Not many people these days studied Latin at school, and even fewer studied it at University. But for those who remember the days of chalky gym slips and Latin mistresses, using deliberately incorrect Latin can send shivers of guilt up our ageing spines. What am I talking about? How many of you have argued in favour of fora over forums, only to be looked at by younger or less classically-inclined colleagues as a grammatical equivalent to Miss Haversham? Furthermore there's not much joy in taking the grammatical high ground; if you insist on correct usage you risk being labelled at best eccentric and at worst pedantic.
I struck this dilemma in the service design world. Design specialists use a tool called "personas" to help them create and implement products and services that will work for different types of customers. To suggest to a service designer that the word personas is incorrect and that they should use personae instead would just be weird.
But what happens when using the wrong plural is not just grammatically incorrect; it is also culturally incorrect? Until quite recently the Maori people were usually referred to non-Maori writers as Maoris. There is no such word, but nevertheless many editors, including the editors of some of New Zealand's main dailies, insisted on the archaic Anglicised plural. It is now pretty much accepted that the correct plural is Maori, but the issue highlights the question; when should we and when should we not apply the plural of the original language?

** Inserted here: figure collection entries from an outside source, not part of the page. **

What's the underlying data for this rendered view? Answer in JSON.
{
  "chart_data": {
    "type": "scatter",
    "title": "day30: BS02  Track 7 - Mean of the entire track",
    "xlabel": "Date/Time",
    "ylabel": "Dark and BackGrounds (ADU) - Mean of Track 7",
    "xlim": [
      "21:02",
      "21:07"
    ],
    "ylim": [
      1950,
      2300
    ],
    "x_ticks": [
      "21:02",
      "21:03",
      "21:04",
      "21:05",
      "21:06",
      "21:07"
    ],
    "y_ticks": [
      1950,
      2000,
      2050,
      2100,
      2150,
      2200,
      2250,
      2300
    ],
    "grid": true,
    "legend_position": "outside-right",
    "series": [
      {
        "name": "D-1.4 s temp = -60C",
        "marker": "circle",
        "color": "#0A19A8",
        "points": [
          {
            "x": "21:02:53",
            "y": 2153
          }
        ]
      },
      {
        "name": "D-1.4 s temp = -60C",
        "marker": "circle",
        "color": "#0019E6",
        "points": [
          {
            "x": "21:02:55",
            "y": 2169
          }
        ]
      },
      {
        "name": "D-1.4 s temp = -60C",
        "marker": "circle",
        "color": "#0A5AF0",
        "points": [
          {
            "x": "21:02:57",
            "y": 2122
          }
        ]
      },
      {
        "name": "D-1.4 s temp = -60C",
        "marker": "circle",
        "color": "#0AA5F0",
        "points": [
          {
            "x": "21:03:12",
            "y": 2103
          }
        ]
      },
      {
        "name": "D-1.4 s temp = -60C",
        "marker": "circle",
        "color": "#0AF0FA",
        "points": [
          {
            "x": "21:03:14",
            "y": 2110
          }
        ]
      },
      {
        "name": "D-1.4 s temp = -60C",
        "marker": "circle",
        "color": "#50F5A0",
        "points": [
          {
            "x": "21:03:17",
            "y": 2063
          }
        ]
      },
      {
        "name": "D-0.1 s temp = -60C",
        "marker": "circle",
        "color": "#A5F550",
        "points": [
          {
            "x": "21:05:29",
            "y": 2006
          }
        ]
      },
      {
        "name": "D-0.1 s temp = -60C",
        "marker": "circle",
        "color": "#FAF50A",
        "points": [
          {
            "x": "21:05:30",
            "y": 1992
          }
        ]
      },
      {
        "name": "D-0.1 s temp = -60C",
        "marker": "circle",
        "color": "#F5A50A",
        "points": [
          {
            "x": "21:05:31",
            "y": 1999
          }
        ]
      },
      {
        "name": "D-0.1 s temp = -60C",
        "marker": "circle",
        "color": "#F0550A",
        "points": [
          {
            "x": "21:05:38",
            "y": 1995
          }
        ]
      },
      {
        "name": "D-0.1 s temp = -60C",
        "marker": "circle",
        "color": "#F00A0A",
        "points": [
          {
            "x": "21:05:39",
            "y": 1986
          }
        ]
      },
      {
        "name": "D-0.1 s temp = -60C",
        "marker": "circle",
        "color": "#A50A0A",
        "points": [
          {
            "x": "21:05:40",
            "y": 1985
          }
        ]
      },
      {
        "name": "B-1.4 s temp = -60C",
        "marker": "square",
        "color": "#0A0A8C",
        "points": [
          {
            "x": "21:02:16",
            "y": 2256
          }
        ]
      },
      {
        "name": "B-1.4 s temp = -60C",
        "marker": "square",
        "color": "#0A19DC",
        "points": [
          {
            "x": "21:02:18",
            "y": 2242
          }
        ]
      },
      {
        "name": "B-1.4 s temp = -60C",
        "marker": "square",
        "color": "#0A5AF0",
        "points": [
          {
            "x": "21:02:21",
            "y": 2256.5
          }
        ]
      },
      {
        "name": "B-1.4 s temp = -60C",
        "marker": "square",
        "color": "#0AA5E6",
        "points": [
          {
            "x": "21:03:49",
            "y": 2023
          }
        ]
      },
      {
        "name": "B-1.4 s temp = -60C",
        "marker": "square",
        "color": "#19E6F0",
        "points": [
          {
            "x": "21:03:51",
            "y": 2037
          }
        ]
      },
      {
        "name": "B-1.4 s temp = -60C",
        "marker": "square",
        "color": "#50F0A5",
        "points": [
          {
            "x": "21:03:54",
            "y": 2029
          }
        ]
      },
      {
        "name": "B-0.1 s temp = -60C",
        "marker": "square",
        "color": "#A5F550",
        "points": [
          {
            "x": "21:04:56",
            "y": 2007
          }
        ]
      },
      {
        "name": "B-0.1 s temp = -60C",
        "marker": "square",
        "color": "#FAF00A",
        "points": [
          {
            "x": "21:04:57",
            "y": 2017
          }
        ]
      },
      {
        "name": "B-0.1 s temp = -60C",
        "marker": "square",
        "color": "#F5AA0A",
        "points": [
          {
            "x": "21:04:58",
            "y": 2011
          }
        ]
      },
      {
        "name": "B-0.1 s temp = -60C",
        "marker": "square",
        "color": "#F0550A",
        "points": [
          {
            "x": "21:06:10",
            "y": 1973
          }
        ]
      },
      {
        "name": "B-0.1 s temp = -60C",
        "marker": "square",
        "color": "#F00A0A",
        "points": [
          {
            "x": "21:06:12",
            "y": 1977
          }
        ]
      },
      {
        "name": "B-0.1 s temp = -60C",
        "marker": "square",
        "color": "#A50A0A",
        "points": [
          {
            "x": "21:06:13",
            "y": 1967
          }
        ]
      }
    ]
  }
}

While we now find it perfectly acceptable to apply the correct plural of living languages (paparazzi is a common example), what about poor old Latin? As an editor faced with this question my first thought is my client followed quickly by my client's audience. It would be plain wrong when drafting or editing a service design document to change personas to personae, but when working on an academic text on psychoanalytical theory, for instance, it would be entirely appropriate.
And it is fun to be a little bit antediluvian every now and then.